Ross-Simons VP Makes New Appeal to Save Slim-Jims

After Catalogers Got Walloped with a massive postal rate hike two years ago, many switched to letter-size booklets or slim-jim catalogs to keep costs down. But these catalogs have been under scrutiny by the U.S. Postal Service because they jam sorting machines.

Larry Davis, vice president of marketing for jewelry and gifts merchant Ross-Simons, is again urging the USPS to reduce the enhanced carrier route penetration (ECR) minimums for flats from 10 pieces to six pieces

The level of ECR penetration on a flat mailing “represents the most potential for a catalog mailer to increase circulation,” Davis said in a Jan. 26 letter to the manager of mailing standards at the USPS. Davis had made the same suggestion in a letter last April. (See “Slim-jims get squeezed,” June 2008.)
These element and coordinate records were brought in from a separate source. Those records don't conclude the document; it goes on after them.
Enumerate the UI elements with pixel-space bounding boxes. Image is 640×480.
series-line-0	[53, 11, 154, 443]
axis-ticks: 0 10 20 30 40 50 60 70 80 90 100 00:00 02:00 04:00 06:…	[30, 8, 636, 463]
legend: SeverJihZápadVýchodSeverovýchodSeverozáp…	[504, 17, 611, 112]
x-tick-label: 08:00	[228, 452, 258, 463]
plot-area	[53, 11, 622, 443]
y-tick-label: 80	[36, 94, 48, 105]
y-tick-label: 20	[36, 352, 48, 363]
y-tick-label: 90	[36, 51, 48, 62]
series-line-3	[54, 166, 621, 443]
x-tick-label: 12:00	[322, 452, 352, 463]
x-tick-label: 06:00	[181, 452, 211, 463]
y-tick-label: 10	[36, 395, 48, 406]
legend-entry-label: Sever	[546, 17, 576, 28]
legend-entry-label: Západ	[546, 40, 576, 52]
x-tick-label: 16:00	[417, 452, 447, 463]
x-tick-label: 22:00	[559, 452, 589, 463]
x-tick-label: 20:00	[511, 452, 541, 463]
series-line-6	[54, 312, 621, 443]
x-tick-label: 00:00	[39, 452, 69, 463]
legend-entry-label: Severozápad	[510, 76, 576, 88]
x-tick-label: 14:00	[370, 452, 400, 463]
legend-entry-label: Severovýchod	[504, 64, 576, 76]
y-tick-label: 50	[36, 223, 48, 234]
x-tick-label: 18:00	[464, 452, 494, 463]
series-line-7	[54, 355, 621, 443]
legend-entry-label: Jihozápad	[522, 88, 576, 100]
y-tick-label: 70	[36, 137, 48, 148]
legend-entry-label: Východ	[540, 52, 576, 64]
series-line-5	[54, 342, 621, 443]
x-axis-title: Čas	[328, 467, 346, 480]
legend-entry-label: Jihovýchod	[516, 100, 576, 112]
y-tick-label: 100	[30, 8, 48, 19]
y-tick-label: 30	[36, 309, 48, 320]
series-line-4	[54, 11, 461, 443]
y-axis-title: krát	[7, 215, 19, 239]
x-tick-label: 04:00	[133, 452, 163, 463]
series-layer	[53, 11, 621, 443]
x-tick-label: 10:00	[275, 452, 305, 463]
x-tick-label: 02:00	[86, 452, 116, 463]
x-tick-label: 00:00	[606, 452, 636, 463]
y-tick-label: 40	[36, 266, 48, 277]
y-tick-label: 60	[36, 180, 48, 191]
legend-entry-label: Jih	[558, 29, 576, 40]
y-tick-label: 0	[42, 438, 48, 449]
“This rule change would allow Ross-Simons to redirect millions of catalogs out of the letter class and back into flats,” Davis said in his latest letter. The USPS would enjoy greater revenue on a per-piece basis, he noted, “and catalogers will actually increase their mail volumes.”

Davis is responding to the federal register notice [#39 CFR part 111] for letter-size booklets and folded self-mailers. Published in December, the notice proposed revisions to slim-jims that included the use of larger tabs with no perforations, and changes to catalog paper weight and dimensions.

Implementing 39 CFR Part 111, Davis said in the letter, “will effectively increase our flat rate mailing costs by the full 40% from the rate case effective May 2007. I doubt the commissioners envisioned impact of this magnitude.”

Ross-Simons mailed more than 40 million catalogs in 2008. The company has forecast 20 million pieces for 2009.

“The economics are simple: We can’t break even on the 20 million books that we eliminated because the cost of flat postage is too high,” the letter states. “We have tried to stem our reduction in volumes by adopting the letter-size booklet rates, but the proposed rule will eliminate the slim-jim as a viable mail piece — thereby accelerating our mail reductions.”

When reached for additional comment, Davis noted that if Postal Service officials do essentially eliminate the slim-jim mailer in 2009, “they’ll find that they have killed an entire industry. They’ll get their per-piece rate up to 40 cents, but there won’t be anyone mailing catalogs.”